I'm commenting because I had CORS issues with the server which I managed to solve, and it may help others (or maybe help me understand why it didn't work for me in the first case). Basically, I implemented the wrappedGrpc following the react example, and that server works fine when using WithCors...(false). Then I copied the grpc server code basically line by line into my own implementation:

wrappedServer := grpcweb.WrapServer(grpcServer,
    grpcweb.WithCorsForRegisteredEndpointsOnly(false))

handler := func(resp http.ResponseWriter, req *http.Request) {
    wrappedServer.ServeHTTP(resp, req)
}

httpServer := http.Server{
    Addr: grpcHttpAddress,
    Handler: http.HandlerFunc(handler),
}

go func () {
    logger.Fatal("", zap.Error(httpServer.ListenAndServe()))
}()

Then I used an angular devserver attempting an unary call to both grpc services:

grpc.unary(GrpcService.DoSomething, {
  request: request,
  host: http://localhost:9010, // My own grpc server implementation
  onEnd: (res) => {
    console.log(res);
  },
});
grpc.unary(GrpcService.DoSomething, {
  request: request,
  host: http://localhost:9090, // Boilerplate grpc server, lacks implementation, used to check connections only
  onEnd: (res) => {
    console.log(res);
  },
});

So exact same call, both being to localhost but on two different ports, but my new grpc server got CORS preflight Options (which wouldn't get handled, gets the gRPC requires HTTP/2), and the other boilerplate server would get a POST request instead of doing CORS preflight and work just fine. Why this is, I don't know. Seeing that it's all locally on localhost I don't know why CORS is even called at all, and if it were to be called due to different ports (which is inevitable) then why would it be called only for my implementation and not the boilerplate one? Maybe the computer gods are out to get me.

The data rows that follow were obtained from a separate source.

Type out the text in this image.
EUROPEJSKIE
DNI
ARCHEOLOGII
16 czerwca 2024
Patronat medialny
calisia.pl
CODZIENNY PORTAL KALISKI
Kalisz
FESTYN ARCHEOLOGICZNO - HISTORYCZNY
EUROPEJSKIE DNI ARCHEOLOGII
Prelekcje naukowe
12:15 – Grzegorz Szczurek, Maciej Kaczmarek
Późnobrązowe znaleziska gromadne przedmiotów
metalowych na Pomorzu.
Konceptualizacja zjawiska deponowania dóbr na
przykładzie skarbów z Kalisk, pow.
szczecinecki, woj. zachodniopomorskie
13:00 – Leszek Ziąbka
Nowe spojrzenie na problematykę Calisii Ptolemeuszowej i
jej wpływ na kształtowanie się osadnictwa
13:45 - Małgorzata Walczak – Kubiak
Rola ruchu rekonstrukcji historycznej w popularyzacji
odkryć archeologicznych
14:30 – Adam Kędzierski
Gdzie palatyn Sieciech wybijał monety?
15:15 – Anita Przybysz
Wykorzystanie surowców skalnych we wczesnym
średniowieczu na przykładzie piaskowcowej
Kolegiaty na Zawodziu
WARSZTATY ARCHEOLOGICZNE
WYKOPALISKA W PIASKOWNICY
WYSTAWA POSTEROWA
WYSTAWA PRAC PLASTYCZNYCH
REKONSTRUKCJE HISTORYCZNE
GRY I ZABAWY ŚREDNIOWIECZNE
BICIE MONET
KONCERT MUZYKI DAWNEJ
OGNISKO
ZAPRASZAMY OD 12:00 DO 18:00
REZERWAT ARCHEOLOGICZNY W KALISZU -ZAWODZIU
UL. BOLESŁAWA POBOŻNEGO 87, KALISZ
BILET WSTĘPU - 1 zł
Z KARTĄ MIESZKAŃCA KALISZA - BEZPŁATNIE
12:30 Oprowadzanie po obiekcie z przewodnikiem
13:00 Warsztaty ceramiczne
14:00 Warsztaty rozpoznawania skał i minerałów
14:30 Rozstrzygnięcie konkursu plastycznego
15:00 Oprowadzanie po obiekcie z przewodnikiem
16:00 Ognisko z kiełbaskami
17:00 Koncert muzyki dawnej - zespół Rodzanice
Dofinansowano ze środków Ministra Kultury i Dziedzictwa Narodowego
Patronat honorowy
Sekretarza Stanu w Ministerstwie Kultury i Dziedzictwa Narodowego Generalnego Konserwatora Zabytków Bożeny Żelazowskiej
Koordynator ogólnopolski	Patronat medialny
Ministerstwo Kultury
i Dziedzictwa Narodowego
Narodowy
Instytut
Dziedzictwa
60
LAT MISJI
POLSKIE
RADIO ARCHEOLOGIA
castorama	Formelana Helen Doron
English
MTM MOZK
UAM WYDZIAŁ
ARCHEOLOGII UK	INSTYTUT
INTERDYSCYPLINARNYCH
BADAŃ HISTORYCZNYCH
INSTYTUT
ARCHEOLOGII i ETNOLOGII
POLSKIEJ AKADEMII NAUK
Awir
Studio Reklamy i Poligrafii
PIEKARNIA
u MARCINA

Anyway I did this to solve:

wrappedServer := grpcweb.WrapServer(grpcServer,
    grpcweb.WithAllowedRequestHeaders([]string{"*"}),
    grpcweb.WithCorsForRegisteredEndpointsOnly(false),
    grpcweb.WithOriginFunc( func (origin string) bool {
        // Only allow localhost on angular dev port and port 80 (prod port within docker DNS)
        return origin == "http://localhost:4200" || origin == "http://localhost"
    }))

handler := func(resp http.ResponseWriter, req *http.Request) {
    if wrappedServer.IsGrpcWebRequest(req) {
        wrappedServer.ServeHTTP(resp, req)
    } else if wrappedServer.IsAcceptableGrpcCorsRequest(req) {
        // Options request, manually handle instead of using http server (of which there is none)
        resp.Header().Set("Access-Control-Allow-Origin", "*")
        resp.Header().Set("Access-Control-Allow-Headers", "*")
    }
}

I hope it may help someone who's as beginner at implementing CORS as I am!